We ordered the Jacobs, which was a chicken pot pie featuring chicken, carrots, potatoes, peas, green beans, onions and gravy. The little pies really were stuffed full of filling. We shared one but I think if I ate a whole one by myself, it would be enough for a small meal. The chicken in the pie was tasty and the gravy was rich and creamy. This was a real comfort food pie. The actual pies – there were two of them that were sandwiching the ingredients- were actually fluffy and not soggy at all.
For dessert we had the baby cakes which was filled with cheesecake and caramel. This totally appealed to my sweet tooth and love of cheesecake. The caramel in the cake were just melted caramel squares though. I could tell since one of them didn’t entirely melt and stuck to my teeth as I gobbled up the rest of the pie.
The Honolulu Night Market is not all about food, we got a strong sense of community and taste of the lively night life amongst locals in Honolulu while we wandered the market. Each monthly night market event features a theme, and this month’s theme was Fashion! To celebrate haute culture and style, a runway was set up and a fashion show featuring Neiman Marcus’ latest looks took place at the back of the market near the barn.
Inside the barn building were more local clothing and accessories vendors selling cool, one-of-a-kind items. I was reminded of the markets on Brick Lane in London, England.
There was also a skateboarding ramp where skaters tried out tricks.
For some tunes at the market, a live DJ was spinning on top of a big truck at one end of the market, break dancers and performance artists were hanging around the truck and interacting with people. There was even a juggler to entertain guests.

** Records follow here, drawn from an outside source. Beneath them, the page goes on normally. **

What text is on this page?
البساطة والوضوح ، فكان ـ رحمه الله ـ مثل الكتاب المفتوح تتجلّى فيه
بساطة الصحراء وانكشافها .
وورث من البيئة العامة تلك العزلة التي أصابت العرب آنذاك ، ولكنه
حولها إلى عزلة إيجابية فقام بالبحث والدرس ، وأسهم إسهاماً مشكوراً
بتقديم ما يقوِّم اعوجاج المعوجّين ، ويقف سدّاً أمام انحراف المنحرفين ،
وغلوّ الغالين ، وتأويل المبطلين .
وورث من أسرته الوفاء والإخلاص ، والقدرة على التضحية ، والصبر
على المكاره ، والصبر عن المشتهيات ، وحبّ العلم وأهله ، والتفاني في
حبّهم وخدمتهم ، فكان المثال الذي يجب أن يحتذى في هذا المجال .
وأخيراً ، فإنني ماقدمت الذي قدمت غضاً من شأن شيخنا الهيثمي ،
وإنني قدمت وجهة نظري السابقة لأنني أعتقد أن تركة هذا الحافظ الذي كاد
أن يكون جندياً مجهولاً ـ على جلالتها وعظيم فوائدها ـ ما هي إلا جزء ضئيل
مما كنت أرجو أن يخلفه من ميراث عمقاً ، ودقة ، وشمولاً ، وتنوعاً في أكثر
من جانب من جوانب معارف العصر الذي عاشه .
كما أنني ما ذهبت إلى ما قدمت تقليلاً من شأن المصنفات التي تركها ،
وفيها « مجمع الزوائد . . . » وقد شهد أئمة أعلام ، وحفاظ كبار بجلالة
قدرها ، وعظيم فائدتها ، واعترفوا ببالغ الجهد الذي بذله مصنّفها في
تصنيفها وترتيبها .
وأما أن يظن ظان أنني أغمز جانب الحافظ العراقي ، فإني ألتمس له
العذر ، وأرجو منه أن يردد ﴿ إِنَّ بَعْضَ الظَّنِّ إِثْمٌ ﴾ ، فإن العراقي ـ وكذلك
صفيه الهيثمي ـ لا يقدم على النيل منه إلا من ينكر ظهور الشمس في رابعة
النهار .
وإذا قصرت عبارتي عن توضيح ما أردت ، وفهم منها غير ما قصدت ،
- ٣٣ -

The night market takes place in an area on the island known as Kakaako, the hub of urban culture and trendy boutique restaurants. The place even has its own hash tag advertised on the walls of the buildings. The vibe is young, hip and energetic, I would come back to have brunch in the restaurants or just to wander around the boutique stores even if there wasn’t a night market going on. It’s always wonderful to see a community fueled by social media. Honolulu is much more into social media than other cities we have visited. San Diego for example has many cool restaurants but none of which truly engage their customers in social media, at least none of the restaurants we visited.
One useful booth was the hand washing booth, big tables with tanks of soap dispensers came in handy when our hands were sticky from street food.
The other cool thing about the Honolulu Night Market? There’s booze here! A fully stocked bar can be found at the back of the market, it was one of the booths with the biggest lineup.
As for seating, we found a little brick alleyway filled with round tables and chairs that we could lay out our feast on.
We had so much fun at the Honolulu Night Market and were so full afterwards. Check out the next market on November 16, 2013. The theme will be retail therapy, one of my favourite things.